Ma mi viene in mente quel canto che dice: "Quante montagne, i tuoi pensieri… insormontabili". 
I pensieri che la fanno da padrona, che si divertono a giostrare quando c'è da avere pazienza, quando si presenta un'attesa. È nel momento dell'attesa che si manifesta la nostra vera fede. Qualcuno ha detto che "il bello sta proprio nell'attesa", perché sei lì a fantasticare, a sognare, giorno per giorno ti inventi un lieto fine… Ed è vero! Ma io aggiungo che il bello sta nell'attesa col Signore, perché il lieto fine arriva realmente. Prima o poi. Sempre e comunque. Perché il Signore, se mi ha promesso una cosa, la manterrà! Io posso venir meno e vengo meno nella fede, ma Lui no, non può rinnegare sé stesso! E possiamo trovare conforto negli episodi biblici, dove troviamo Abramo che ha atteso 25 anni per poter abbracciare il figlio della promessa, cioè Isacco, e la moglie l'ha partorito a 90 anni, contro tutte le leggi della natura e della fisica! E Davide, che ha aspettato circa 11 anni dalla sua unzione quale re d'Israele alla reale investitura, fuggendo e nascondendosi da Saul, che lo voleva morto. Troviamo anche Giuseppe, che ha aspettato circa 30 anni per poter vedere un po' di serenità tra fratelli invidiosi, lontananza da casa, schiavitù e che, addirittura, è stato 11 anni in carcere per una giusta causa, per aver onorato il Signore. Ma alla fine, il Signore gli ha rialzato il capo! E la vittoria per loro è arrivata! La Bibbia insegna che quanti hanno saputo aspettare il Signore, non sono mai stati delusi. E tornando ai nostri giorni, quanti uomini e donne hanno aspettato per vedere l'adempimento delle promesse del Signore! 
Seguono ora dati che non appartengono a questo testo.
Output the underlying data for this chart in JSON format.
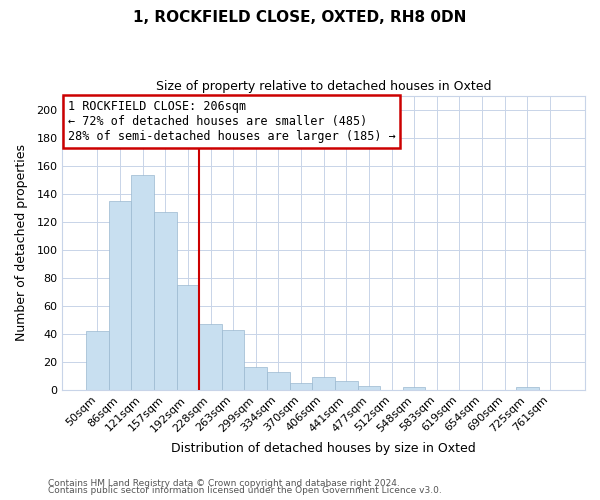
{
  "title": "1, ROCKFIELD CLOSE, OXTED, RH8 0DN",
  "subtitle": "Size of property relative to detached houses in Oxted",
  "xlabel": "Distribution of detached houses by size in Oxted",
  "ylabel": "Number of detached properties",
  "bar_labels": [
    "50sqm",
    "86sqm",
    "121sqm",
    "157sqm",
    "192sqm",
    "228sqm",
    "263sqm",
    "299sqm",
    "334sqm",
    "370sqm",
    "406sqm",
    "441sqm",
    "477sqm",
    "512sqm",
    "548sqm",
    "583sqm",
    "619sqm",
    "654sqm",
    "690sqm",
    "725sqm",
    "761sqm"
  ],
  "bar_heights": [
    42,
    135,
    153,
    127,
    75,
    47,
    43,
    16,
    13,
    5,
    9,
    6,
    3,
    0,
    2,
    0,
    0,
    0,
    0,
    2,
    0
  ],
  "bar_color": "#c8dff0",
  "bar_edge_color": "#9ab8d0",
  "vline_x": 4.5,
  "vline_color": "#cc0000",
  "ylim": [
    0,
    210
  ],
  "yticks": [
    0,
    20,
    40,
    60,
    80,
    100,
    120,
    140,
    160,
    180,
    200
  ],
  "annotation_title": "1 ROCKFIELD CLOSE: 206sqm",
  "annotation_line1": "← 72% of detached houses are smaller (485)",
  "annotation_line2": "28% of semi-detached houses are larger (185) →",
  "annotation_box_color": "#ffffff",
  "annotation_box_edge": "#cc0000",
  "footer1": "Contains HM Land Registry data © Crown copyright and database right 2024.",
  "footer2": "Contains public sector information licensed under the Open Government Licence v3.0.",
  "background_color": "#ffffff",
  "grid_color": "#c8d4e8"
}
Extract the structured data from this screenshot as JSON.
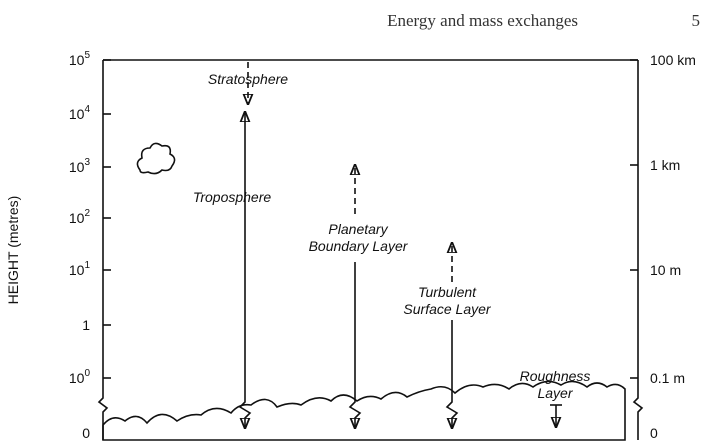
{
  "header": {
    "title": "Energy and mass exchanges",
    "page": "5"
  },
  "figure": {
    "y_axis_label": "HEIGHT (metres)",
    "left_ticks": [
      {
        "base": "10",
        "exp": "5"
      },
      {
        "base": "10",
        "exp": "4"
      },
      {
        "base": "10",
        "exp": "3"
      },
      {
        "base": "10",
        "exp": "2"
      },
      {
        "base": "10",
        "exp": "1"
      },
      {
        "base": "1"
      },
      {
        "base": "10",
        "exp": "0"
      },
      {
        "base": "0"
      }
    ],
    "right_ticks": [
      "100 km",
      "1 km",
      "10 m",
      "0.1 m",
      "0"
    ],
    "layers": [
      {
        "lines": [
          "Stratosphere"
        ]
      },
      {
        "lines": [
          "Troposphere"
        ]
      },
      {
        "lines": [
          "Planetary",
          "Boundary Layer"
        ]
      },
      {
        "lines": [
          "Turbulent",
          "Surface Layer"
        ]
      },
      {
        "lines": [
          "Roughness",
          "Layer"
        ]
      }
    ]
  }
}
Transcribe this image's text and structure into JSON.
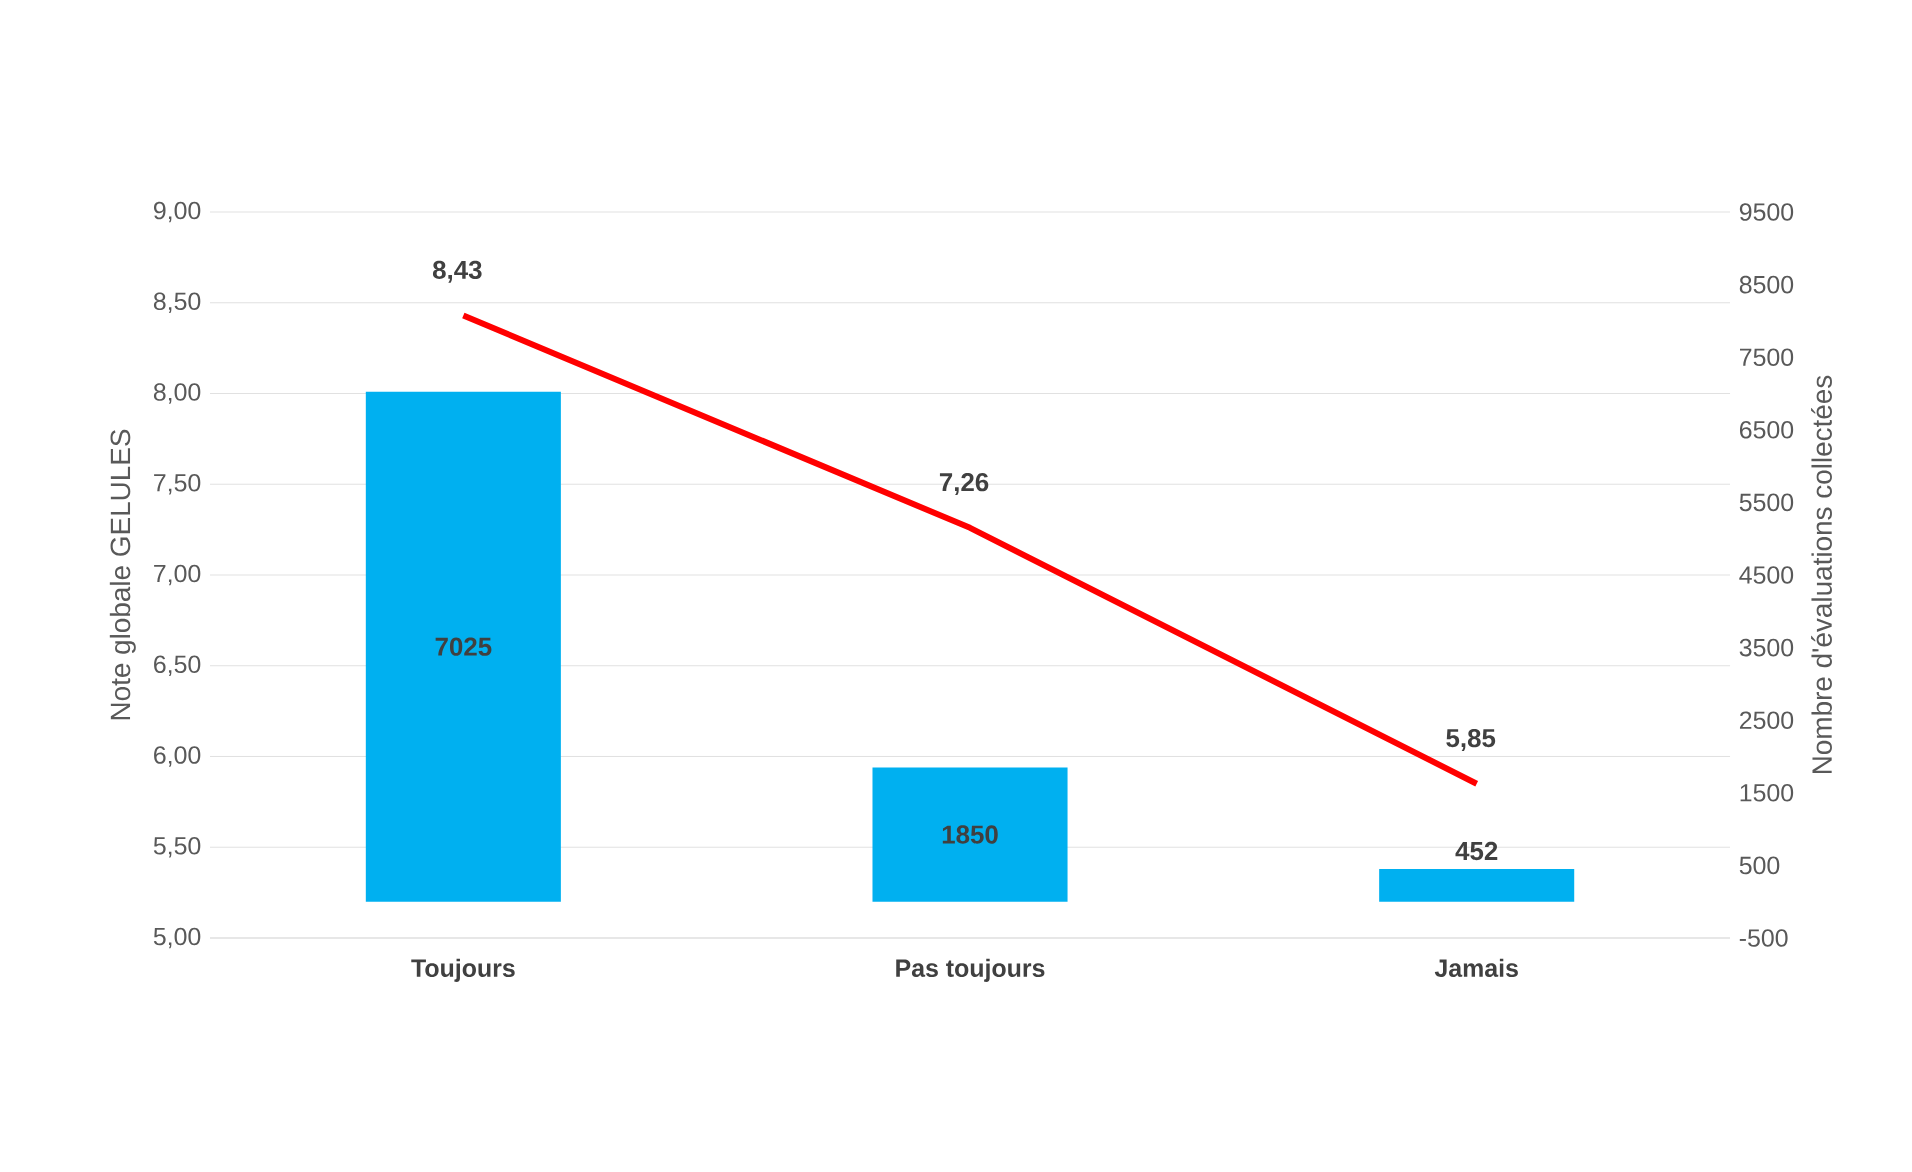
{
  "chart_data": {
    "type": "bar",
    "categories": [
      "Toujours",
      "Pas toujours",
      "Jamais"
    ],
    "ylabel": "Note globale GELULES",
    "y2label": "Nombre d'évaluations collectées",
    "ylim": [
      5,
      9
    ],
    "yticks": [
      {
        "value": 5,
        "label": "5,00"
      },
      {
        "value": 5.5,
        "label": "5,50"
      },
      {
        "value": 6,
        "label": "6,00"
      },
      {
        "value": 6.5,
        "label": "6,50"
      },
      {
        "value": 7,
        "label": "7,00"
      },
      {
        "value": 7.5,
        "label": "7,50"
      },
      {
        "value": 8,
        "label": "8,00"
      },
      {
        "value": 8.5,
        "label": "8,50"
      },
      {
        "value": 9,
        "label": "9,00"
      }
    ],
    "y2lim": [
      -500,
      9500
    ],
    "y2ticks": [
      -500,
      500,
      1500,
      2500,
      3500,
      4500,
      5500,
      6500,
      7500,
      8500,
      9500
    ],
    "grid": "y",
    "series": [
      {
        "axis": "y2",
        "color": "#00b0f0",
        "values": [
          7025,
          1850,
          452
        ],
        "value_labels": [
          "7025",
          "1850",
          "452"
        ]
      },
      {
        "type": "line",
        "color": "#ff0000",
        "values": [
          8.43,
          7.26,
          5.85
        ],
        "value_labels": [
          "8,43",
          "7,26",
          "5,85"
        ]
      }
    ]
  }
}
E quanti, stanno ancora aspettando... una famiglia riunita, la guarigione di una malattia, la salvezza di un proprio caro... giorni, mesi, anni... Alcuni iniziano a barcollare, credono che il Signore non li stia ascoltando perché la risposta non arriva, altri pensano di voler mollare... continuiamo ad avere fede, e speriamo nell'Iddio che va oltre il tempo. La speranza, secondo un noto vocabolario è "l'attesa fiduciosa di un bene futuro". E possiamo star certi che il Signore, al tempo opportuno, ci farà del bene. Egli non ritarda, ma arriva al momento giusto! E al momento giusto, riceveremo la nostra risposta, e sarà la migliore risposta, perché capiremo che quelli erano i tempi maturi. I tempi esatti. Ma poi, se ci riflettiamo, non siamo i soli ad attendere. Se guardiamo verso l'alto, c'è Gesù, che sta aspettando da più 2000 anni per ricongiungersi alla Sua sposa celeste, c'è il Signore che ha mandato il Suo unico Figlio a morire, e per 9 interminabili ore, gli ha dovuto voltare le spalle, perché si è fatto peccato per me e per te... Gesù Cristo ha sofferto ed agonizzato per tante e tante ore, ma alla fine ha vinto, ha realizzato il Suo Sacrificio Vivente per salvarmi dalla morte eterna! E mi aspetta, mi ha aspettato per 21 anni prima che io accettassi questo sacrificio! E tu, che ancora non l'hai accettato, quanto altro tempo vuoi farlo aspettare???  "Io l'ho aspettato ed anche amato, fai lo stesso tu!"